Liliana Royer 2024

Liliana is from ‘Ewa Beach, O’ahu and graduated from Daegu High School in South Korea. She is a senior pursuing a bachelor’s degree in Computer Science at University of Hawai’i at Manoa. Liliana believes that computer science is the backbone of modern academia and enjoys the diversity that the field has to offer. As a lover of the natural sciences, she hopes to find a career that intersects her passion for both science and technology. She seeks this intersection in the fields of software engineering, data science, machine learning, or low level programming. Liliana is a senior event coordinator for the Association of Computing Machinery (ACM) chapter at UH Manoa and a STEM Scholar in the Native Hawaiian Science and Engineering Mentorship Program (NHSEMP).
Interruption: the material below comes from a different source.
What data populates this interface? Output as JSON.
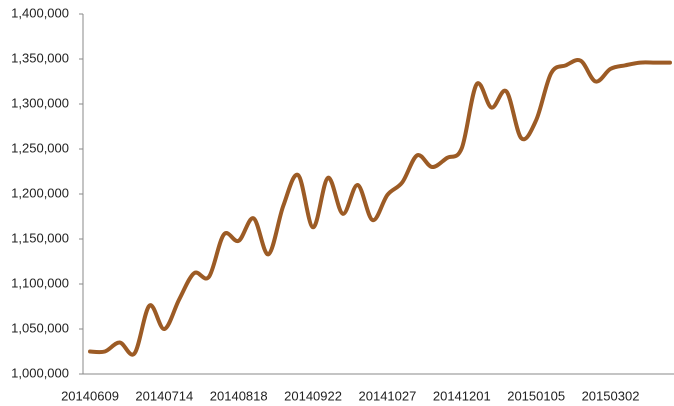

Liliana currently spends her time on the weekends as an ICSparks mentor teaching students coding and web development. She also loves waterfall hikes, supporting local farmers’ markets, and immersing herself in nature as much as possible. Liliana is adamant about social justice, preserving culture, and caring for the environment.

Home Island: O’ahu

High School: Daegu High School

Institution when accepted: University of Hawaii at Manoa

Project Site: Maui High Performance Computing Center: MHPCC, Kihei, Maui

Mentor: James McSweeney

Project Title: Developing a Visualization Tool for AI Generated Satellite Images

Project Abstract: Famously, most machine learning models are “black boxes”. Even if a model has a strong performance it is hard to accurately describe how these decisions are made. This explainability is a huge topic of conversation in understanding AI ethics and how AI works. This project will focus on creating a visualization of an ML model that is used to simulate and determine the orientation (pose) of satellites. Possible visualizations include heat maps on images, computer workload graphs, or node use diagrams. This project will also assess how the number and types of images used in these ML models affect the predictive ability of the model (e.g. under or overtraining can lead to biases).